A Cold War chronograph turned cinematic icon, the Breitling Top Time 2002 in Thunderball (1965) is a tale of espionage, elegance, and horological resurrection.
Sean Connery in Thunderball (1965)
Amid the horological ferment of the mid-20th century, few timepieces can claim a provenance as improbably romantic as the Breitling Top Time of Thunderball (1965): a watch born of Cold War anxieties, lent cinematic immortality by James Bond, and later consigned to obscurity—only to re-emerge decades on, like some long-lost relic of the jet age.

The Watch for Younger People (1964)
Originally launched in 1964, the Top Time represented Breitling’s attempt to court a new clientele—stylish young professionals with a taste for speed, whether measured in revolutions per minute or beats per minute. While the Navitimer remained the darling of aviators and engineers, the Top Time was altogether more louche: a chronograph with clean lines, sporty poise, and just a hint of rebellion.

For Young Men Interested in Sports or Technical Matters (1964)
It was perhaps inevitable, then, that it would catch the eye of the British Secret Service—or more precisely, its fictional quartermaster. In Thunderball, the fourth instalment of the James Bond franchise, Sean Connery’s 007 is equipped with a specially modified Breitling Top Time: a chronograph cunningly disguised as a Geiger counter, capable of detecting the radioactive trail of two stolen nuclear warheads.
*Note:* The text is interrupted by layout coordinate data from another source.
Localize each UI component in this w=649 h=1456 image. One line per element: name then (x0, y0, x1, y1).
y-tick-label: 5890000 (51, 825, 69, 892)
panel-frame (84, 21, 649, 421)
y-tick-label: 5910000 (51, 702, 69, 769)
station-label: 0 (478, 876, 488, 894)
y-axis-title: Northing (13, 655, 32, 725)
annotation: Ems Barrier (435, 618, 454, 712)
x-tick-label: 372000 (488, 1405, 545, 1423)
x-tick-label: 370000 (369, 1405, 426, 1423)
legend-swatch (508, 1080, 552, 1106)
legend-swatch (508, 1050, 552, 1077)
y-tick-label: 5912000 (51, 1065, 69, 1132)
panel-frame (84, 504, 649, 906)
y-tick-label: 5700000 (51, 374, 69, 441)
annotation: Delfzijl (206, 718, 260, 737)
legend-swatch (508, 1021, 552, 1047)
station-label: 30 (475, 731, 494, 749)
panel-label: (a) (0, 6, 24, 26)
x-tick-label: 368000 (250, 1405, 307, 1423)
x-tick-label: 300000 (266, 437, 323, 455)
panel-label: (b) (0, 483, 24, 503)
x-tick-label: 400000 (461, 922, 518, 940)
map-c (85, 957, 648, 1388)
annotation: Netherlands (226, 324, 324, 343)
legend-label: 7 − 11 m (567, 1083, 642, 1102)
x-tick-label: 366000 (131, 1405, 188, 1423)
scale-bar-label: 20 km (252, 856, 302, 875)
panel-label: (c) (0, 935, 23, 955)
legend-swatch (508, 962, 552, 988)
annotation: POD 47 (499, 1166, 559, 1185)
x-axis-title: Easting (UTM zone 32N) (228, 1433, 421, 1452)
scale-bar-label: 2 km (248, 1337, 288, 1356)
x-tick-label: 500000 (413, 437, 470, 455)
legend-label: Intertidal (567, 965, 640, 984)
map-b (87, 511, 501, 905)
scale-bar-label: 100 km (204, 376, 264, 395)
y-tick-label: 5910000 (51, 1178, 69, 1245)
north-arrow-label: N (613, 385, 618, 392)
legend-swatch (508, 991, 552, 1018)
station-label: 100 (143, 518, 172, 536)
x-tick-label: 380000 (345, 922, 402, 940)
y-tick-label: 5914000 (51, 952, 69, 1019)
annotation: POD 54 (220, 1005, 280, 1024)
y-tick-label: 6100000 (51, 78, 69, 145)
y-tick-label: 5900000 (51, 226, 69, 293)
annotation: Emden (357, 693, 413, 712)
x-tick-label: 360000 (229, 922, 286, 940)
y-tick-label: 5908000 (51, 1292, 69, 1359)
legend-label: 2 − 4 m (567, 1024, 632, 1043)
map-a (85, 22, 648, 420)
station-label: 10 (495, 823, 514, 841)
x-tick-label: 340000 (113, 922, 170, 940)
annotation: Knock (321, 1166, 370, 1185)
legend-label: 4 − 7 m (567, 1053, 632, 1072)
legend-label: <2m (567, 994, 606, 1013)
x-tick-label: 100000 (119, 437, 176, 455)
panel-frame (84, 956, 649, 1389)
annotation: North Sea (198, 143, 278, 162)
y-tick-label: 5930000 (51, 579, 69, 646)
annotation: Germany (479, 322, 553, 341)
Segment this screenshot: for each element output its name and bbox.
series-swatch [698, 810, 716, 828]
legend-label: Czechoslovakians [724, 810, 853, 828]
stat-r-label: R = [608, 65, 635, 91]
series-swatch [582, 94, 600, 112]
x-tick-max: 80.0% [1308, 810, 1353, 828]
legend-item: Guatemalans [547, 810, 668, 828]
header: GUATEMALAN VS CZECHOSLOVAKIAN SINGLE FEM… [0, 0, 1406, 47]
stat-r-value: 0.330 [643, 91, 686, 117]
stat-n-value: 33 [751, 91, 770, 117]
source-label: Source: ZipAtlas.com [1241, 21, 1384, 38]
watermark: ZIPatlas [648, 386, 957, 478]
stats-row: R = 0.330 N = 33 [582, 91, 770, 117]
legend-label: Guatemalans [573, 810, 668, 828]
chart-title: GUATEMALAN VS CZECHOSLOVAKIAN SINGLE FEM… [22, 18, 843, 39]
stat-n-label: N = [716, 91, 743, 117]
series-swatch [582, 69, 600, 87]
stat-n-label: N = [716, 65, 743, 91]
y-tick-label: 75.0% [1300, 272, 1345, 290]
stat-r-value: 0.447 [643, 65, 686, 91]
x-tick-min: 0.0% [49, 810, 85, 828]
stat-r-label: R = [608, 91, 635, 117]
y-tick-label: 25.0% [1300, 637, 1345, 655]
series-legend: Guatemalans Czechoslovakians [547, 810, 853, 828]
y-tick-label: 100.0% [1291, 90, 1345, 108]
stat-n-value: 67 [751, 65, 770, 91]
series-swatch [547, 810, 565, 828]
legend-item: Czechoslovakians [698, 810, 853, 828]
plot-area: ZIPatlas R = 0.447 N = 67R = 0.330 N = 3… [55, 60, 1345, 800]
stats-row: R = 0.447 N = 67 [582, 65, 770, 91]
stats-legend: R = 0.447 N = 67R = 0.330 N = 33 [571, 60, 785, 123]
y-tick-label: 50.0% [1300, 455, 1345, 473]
It was, by all accounts, the first truly gadgetised wristwatch of the Bond canon—preceding the magnetised Rolex and the explosive Seikos that would follow in later decades.

Bond's first gadgetised wristwatch (1965)
The actual prop—a Breitling Top Time reference 2002—was heavily modified by the film’s production team and bore little resemblance to the standard production model. Nevertheless, its brief appearance on Connery’s wrist enshrined it in cinematic history—an early expression of the fetishistic relationship between men, machines, and mythology.
A Curious Case
And then, like so many legends, it vanished.
For decades, the whereabouts of the original Thunderball Top Time remained unknown. It passed into lore—its existence whispered about in the hushed tones reserved for lost artworks and prototype Ferraris. That is, until 2012, when a gentleman at a car boot sale in England purchased an odd-looking Breitling for £25. Unbeknownst to him, he had acquired one of the most important horological artefacts in film history.

The Authenticate Piece
Once authenticated, the watch was consigned to Christie’s, where it sold for over £100,000—a staggering sum, though arguably still a trifle for an object imbued with such narrative weight. It had gone from Cold War prop to car boot bric-a-brac to blue-chip collectible in the space of a half-century.

Top Time Ref.2002 (1964)
Breitling, ever attuned to its heritage, has since resurrected the Top Time in various guises, yet none possess quite the same aura as the Thunderball original. For in that curious, radiation-sniffing chronograph lies a story that touches upon the golden age of Bond, the glamour of 1960s design, and the ever-alluring notion that history—like a fine watch—may sometimes be lost, but is never entirely gone.